Published 2025-07-01
Keywords
- furusato,
- kokugaku,
- Hirata Atsutane,
- cultural identity,
- Japanese folk culture
How to Cite

This work is licensed under a Creative Commons Attribution-NonCommercial 4.0 International License.
Abstract
The concept of furusato (a nostalgic feeling for an idyllic rural home) is still an important part of modern Japanese cultural identity, even though its image is linked to traditional folk culture. The idea is usually interpreted in the context of the Meiji modernisation period that took place at the end of the 19th century, although the origins of the importance of folk culture go back to the early 19th century formation of collective identity.
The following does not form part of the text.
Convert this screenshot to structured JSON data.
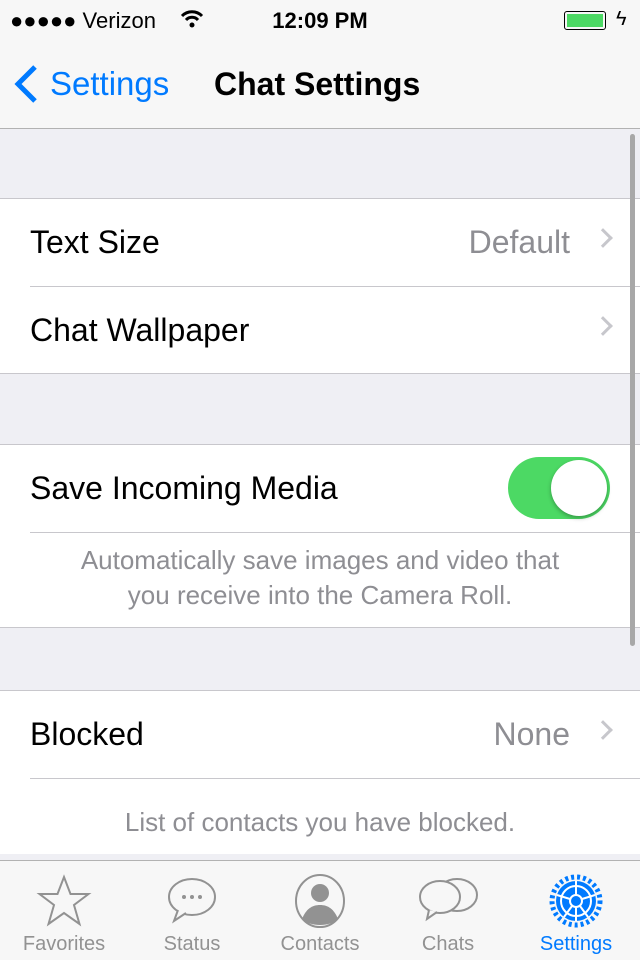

In the Edo period, the cultural movement of kokugaku aimed at searching for the ‘original culture’ of Japan by studying ancient Japanese language, literature, myths, and history. ‘Culture’ as the common attribute of the community and ‘language’ as the primary bearer of collective identity played important parts in this process. The importance of the language of the common people also emerged; thus folk culture became included in discourses of identity, mainly in Hirata Atsutane’s works. During the period of modernisation in the 19th century, folk culture seemed to embody the original Japanese culture and tradition and became an important part of the Japanese identity, which can also be compared to the modernisation and identity discourses in East Central Europe at that time. The idea that the peasantry was untouched by modernisation was a widespread view in the 19th century; however, it gained a significant role only where modernisation was perceived as a foreign influence and/ or pressure by society. In order to protect their own culture, communities often turned to rural, agricultural traditions when defining their cultural heritage. In addition to the modernisation context, the issue of folk culture as one of the most important foundations of collective identity can be linked to a long-standing theoretical debate on national development and the formation of national consciousness. Besides global modernisation and identity issues, this question can also be examined and interpreted in the context of the ‘cultural concept of nations’. This approach may provide an explanation to the long-standing tradition of folk culture in Japan today, manifested among other things in the idea of furusato.